12) 尖圭コンジローマ(condyloma acuminatum)は粘膜皮膚境界部に発生する増殖性変化で、陰茎に好発し、その発生にhuman pappiloma virusが関連している。

解答:○

13) 子宮頚管ポリープ(Endocervical polyp)は発生頻度の高い子宮頚癌の良性上皮性腫瘍であり、組織学的には錯走配列を示す平滑筋細胞で構成される。

解答:×
解説:平滑筋細胞は関係ないとのこと

14) 子宮頚部異形成(dysplasia of cervical epithelium of the uterus)は子宮頚部扁平上皮に種々の異形成を示す細胞がみられる疾患であり、自然治癒することがある。

解答:○ 軽〜中異形度はかなりの割合で自然治癒

15) 子宮頚部の上皮内癌(carcinoma in situ)では上皮細胞全層に異型細胞が存在するが、一部に基底膜を破って間質内への侵入を認めることがある。

解答:×
解説:子宮頸部の上皮内ガンは間質への浸潤はしないそうです

16) 子宮体癌(endmetrial cancer)のほとんどは閉経後にみられ腺癌が最も多いのに対して、子宮頚癌(uterine cervical cancer)は閉経前後に好発し、扁平上皮癌が最も多い。

解答:○

17) 卵巣嚢胞性腫瘍には卵管上皮に類似した漿液性腫瘍、子宮頚管腺に類似した粘液性腫瘍及び子宮内膜に類似した類子宮内膜腫瘍がある。

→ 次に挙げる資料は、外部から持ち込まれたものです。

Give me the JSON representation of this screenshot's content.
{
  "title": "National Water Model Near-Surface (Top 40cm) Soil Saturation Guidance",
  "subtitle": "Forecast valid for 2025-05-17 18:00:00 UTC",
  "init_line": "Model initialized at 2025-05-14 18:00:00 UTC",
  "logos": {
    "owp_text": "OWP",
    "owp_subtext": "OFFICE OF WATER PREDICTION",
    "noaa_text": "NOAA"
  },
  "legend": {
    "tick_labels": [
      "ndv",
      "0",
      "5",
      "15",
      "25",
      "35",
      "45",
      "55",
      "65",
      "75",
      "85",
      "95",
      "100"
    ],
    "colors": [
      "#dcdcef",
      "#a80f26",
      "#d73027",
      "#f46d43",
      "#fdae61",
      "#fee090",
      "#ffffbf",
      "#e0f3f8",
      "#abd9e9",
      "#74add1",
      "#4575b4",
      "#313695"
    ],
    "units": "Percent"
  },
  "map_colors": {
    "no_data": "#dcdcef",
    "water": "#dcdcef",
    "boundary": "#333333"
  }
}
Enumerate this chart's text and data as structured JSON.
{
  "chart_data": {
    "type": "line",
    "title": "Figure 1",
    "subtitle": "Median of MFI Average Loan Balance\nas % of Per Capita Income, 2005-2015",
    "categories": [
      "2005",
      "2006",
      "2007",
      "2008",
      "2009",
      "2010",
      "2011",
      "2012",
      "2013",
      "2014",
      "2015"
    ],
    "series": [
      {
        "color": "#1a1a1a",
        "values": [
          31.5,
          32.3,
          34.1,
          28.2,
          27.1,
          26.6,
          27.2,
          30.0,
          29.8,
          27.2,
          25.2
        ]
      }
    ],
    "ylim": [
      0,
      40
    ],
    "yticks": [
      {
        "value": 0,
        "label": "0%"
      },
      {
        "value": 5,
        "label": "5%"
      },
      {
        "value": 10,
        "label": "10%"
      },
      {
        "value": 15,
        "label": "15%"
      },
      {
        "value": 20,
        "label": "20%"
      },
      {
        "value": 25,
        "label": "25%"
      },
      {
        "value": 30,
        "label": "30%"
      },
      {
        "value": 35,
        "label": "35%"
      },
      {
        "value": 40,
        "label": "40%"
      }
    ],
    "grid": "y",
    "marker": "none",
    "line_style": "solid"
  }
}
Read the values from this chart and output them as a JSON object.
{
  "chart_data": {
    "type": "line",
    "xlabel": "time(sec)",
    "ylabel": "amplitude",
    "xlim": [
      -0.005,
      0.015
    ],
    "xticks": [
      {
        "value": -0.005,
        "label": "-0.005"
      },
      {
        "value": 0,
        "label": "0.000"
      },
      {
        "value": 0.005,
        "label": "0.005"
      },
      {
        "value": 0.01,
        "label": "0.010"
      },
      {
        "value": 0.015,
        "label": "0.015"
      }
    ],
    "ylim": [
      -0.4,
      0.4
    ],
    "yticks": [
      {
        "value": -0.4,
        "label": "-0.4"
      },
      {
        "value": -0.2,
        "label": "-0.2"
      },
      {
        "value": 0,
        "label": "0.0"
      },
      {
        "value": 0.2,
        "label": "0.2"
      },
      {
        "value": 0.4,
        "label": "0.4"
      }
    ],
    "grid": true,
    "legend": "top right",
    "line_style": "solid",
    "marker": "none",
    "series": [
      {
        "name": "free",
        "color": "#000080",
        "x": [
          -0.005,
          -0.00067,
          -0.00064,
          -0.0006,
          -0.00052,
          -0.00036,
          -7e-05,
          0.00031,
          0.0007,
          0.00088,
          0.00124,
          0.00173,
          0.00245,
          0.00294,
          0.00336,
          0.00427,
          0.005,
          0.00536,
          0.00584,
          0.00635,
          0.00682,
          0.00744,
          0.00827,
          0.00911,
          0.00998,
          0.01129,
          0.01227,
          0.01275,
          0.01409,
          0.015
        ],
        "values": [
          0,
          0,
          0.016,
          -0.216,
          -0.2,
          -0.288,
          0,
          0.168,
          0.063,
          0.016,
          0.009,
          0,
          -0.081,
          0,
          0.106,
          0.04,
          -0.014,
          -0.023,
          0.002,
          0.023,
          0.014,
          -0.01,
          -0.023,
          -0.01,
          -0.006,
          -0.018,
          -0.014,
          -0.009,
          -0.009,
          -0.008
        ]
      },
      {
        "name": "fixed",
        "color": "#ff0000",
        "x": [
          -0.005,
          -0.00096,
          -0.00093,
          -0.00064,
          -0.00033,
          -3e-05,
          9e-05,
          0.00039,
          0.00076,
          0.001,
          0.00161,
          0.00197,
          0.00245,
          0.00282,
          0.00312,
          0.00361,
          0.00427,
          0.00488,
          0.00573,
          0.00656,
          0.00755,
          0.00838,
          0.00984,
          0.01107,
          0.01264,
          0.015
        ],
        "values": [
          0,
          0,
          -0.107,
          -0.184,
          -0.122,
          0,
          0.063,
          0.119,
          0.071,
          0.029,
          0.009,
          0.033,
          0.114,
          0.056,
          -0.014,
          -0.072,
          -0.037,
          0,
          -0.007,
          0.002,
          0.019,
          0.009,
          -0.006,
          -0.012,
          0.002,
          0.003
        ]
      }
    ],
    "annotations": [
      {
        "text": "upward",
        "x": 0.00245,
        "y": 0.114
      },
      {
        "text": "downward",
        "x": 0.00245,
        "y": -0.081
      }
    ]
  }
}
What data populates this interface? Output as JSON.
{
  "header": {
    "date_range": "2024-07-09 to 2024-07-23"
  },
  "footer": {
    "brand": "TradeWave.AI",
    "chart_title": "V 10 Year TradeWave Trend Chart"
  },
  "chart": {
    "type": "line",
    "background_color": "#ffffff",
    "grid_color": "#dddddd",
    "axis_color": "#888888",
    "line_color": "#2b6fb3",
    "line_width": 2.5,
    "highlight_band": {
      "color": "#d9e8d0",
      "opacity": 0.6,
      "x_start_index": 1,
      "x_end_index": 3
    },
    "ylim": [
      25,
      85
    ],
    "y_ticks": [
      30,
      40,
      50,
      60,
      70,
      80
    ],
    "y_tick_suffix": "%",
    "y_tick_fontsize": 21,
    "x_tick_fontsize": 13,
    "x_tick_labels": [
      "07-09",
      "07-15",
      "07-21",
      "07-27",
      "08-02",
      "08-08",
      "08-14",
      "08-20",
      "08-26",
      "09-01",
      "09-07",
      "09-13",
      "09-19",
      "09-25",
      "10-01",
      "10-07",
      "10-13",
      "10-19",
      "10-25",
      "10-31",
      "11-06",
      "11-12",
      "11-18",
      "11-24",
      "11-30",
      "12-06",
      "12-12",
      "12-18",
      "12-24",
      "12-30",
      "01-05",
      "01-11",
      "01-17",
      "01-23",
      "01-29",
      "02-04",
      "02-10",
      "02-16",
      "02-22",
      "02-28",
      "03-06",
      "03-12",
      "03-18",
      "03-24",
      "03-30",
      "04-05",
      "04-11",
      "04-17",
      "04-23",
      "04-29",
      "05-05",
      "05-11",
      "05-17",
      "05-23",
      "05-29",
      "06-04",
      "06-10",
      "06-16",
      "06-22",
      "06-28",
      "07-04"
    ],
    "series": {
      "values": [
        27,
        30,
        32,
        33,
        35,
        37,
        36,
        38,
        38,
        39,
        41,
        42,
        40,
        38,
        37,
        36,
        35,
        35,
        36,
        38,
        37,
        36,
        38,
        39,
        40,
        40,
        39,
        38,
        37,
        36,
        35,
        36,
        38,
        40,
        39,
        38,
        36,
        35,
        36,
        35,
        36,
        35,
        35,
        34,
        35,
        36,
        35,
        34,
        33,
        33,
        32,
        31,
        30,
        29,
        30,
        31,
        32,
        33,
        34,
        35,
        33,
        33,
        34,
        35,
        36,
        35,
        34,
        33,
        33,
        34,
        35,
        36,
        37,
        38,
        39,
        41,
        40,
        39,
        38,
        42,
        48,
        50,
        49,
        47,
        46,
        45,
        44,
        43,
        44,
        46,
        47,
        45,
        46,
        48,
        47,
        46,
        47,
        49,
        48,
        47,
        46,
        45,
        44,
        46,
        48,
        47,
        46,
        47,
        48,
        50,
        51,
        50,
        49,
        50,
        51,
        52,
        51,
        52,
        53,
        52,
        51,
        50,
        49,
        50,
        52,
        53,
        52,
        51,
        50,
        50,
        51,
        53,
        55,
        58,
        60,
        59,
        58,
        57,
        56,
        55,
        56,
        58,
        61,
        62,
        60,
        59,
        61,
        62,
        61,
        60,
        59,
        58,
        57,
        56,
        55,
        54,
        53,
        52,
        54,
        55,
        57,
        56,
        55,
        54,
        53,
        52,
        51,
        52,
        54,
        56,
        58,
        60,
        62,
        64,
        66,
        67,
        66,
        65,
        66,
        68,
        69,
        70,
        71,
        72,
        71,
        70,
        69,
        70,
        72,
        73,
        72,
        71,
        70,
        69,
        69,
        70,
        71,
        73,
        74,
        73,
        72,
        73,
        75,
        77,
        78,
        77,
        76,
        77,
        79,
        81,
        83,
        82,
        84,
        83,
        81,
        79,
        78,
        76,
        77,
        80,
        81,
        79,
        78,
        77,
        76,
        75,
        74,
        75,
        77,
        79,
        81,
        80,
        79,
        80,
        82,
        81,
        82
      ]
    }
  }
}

解答:○? 卵管上皮に類似した漿液性腫瘍というのは調べれませんでしたが

18) 癌肉腫(carcinosarcoma)は上皮性の癌腫部分と非上皮性の肉主成分が混在する。

解答:○

19) 成熟奇形腫(mature teratoma)では3肺葉由来の組織が混在するが、未熟奇形腫(immature teratoma)では1種類の単独胚葉由来の幼若組織からなる。

解答:○?
解説:未熟奇形腫は未熟な神経組織からなることが多いそうです

20) 絨毛癌は出血・壊死を伴い、異型の強い合胞体型栄養細胞(syncytiotrophobrast)のみで構成される腫瘍で浸潤性増殖が特徴である。

解答:○?

乳腺、乳管のところはテスト範囲から外れるということですので、解答は割愛させていただきます。